Chaque membre peut dépenser une partie de ses points de gestion pour définir les priorités. Il s'agit d'un processus dynamique : les membres peuvent à tout moment ajouter ou retirer des points pour chaque sujet. Pour chaque membre i allouant Pi points pour définir la priorité d’un sujet, nous calculons la priorité totale du problème j comme étant QPj = (∑√Pji)², en prenant la somme des racines carrées des priorités individuelles (c’est-à-dire des points dépensés), puis en élevant cette somme au carré. Ce principe est exactement identique à celui du financement quadratique, auquel nous empruntons également le concept de fonds de correspondance. Ce fonds est généré par les points utilisés pour voter ou augmenté davantage par les grands détenteurs de points de gestion (comme les membres fondateurs précoces), qui peuvent choisir d'allouer des ressources au fonds de correspondance afin d'encourager de nouveaux contributeurs.
En pratique, le fonds de correspondance peut ne pas toujours avoir suffisamment de points pour subventionner intégralement la priorité quadratique. Pour résoudre ce problème, le paiement de contribution (Contribution Payout, CP) sera ajusté proportionnellement à la taille du fonds de correspondance [2].

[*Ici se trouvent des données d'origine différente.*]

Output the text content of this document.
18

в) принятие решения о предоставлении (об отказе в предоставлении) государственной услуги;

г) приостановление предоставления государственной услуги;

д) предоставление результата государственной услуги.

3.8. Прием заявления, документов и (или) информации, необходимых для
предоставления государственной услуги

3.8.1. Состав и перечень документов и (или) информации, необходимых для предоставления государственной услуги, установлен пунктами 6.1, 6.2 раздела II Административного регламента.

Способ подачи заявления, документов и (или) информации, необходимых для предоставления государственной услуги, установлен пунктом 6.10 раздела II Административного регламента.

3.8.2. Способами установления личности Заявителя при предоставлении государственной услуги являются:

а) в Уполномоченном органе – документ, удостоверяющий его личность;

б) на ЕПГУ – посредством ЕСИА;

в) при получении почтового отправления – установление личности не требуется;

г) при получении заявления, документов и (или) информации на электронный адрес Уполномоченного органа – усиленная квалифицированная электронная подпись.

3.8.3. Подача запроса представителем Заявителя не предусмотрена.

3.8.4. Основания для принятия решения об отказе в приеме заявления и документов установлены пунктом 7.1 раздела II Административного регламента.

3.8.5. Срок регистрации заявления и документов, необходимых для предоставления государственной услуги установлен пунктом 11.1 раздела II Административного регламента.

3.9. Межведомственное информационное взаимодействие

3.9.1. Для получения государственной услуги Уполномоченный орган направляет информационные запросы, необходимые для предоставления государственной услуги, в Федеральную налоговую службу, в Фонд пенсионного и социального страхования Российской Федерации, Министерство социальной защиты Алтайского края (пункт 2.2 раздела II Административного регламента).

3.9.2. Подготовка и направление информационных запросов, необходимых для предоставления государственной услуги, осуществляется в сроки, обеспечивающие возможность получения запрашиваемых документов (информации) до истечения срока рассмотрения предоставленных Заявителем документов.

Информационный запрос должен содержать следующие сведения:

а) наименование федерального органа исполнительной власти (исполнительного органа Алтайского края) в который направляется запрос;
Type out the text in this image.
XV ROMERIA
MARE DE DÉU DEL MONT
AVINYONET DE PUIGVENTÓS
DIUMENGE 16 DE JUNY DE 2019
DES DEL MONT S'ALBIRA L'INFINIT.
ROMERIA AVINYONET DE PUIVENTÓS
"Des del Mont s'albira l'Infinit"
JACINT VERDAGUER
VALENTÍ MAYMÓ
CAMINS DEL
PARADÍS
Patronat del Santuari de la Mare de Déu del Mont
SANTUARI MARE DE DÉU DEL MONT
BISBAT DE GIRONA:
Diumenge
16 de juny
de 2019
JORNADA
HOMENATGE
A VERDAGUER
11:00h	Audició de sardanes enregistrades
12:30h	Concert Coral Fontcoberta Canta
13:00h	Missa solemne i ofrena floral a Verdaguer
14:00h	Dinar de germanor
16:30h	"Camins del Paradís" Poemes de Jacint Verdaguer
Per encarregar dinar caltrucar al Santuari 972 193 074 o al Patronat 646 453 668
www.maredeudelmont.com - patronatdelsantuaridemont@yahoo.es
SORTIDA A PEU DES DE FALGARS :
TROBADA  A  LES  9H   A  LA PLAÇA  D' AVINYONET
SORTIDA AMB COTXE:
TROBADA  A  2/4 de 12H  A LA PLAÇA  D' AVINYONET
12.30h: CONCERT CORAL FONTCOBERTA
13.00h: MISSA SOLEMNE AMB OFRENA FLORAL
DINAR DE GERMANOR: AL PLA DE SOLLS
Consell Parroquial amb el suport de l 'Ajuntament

Lorsqu'une contribution est faite à un problème, la récompense associée à ce problème doit être gelée [3]. Ensuite, la contribution entre dans un processus de vote. Si le vote échoue, le sujet retourne au tableau pour proposer d'autres contributions.
3.2 Approbation
Aperçu : Le vote sur les contributions permet à tout membre de voter pour ou contre avec un coût de v² pour v voix. Il s'agit d'un mécanisme standard de vote quadratique sur un seul sujet. Les administrateurs de l'organisation peuvent prélever des points depuis la récompense du sujet afin d'inciter les membres à prédire la probabilité de succès des contributions et récompenser les prédictions correctes. Cela aide à motiver les petits détenteurs de points à comprendre les besoins généraux de l'organisation et à effectuer une diligence raisonnable sur les contributions. Les prévisionnistes reçoivent un gain de 2v, et les administrateurs peuvent régler le paramètre K pour réduire le coût du vote par rapport à la prédiction.
Une fois qu'une contribution est proposée, elle entre en phase de vote. Tout membre possédant des points de gestion est éligible pour voter. Selon les règles du vote quadratique, le coût de voter v voix est de v² points. Chacun peut voter pour ou contre, les votes contre étant traités comme des valeurs négatives de v lors du calcul du résultat. Comme pour tout vote quadratique, une fenêtre temporelle appropriée doit être définie pour le vote, après quoi la décision est prise selon la somme des votes. Dans le cas simple, tous les fonds investis dans le sujet pendant la phase de priorisation iront entièrement au contributeur. Tous les points utilisés par les membres durant le vote iront directement alimenter le fonds de correspondance général mis en place pour la priorisation [4].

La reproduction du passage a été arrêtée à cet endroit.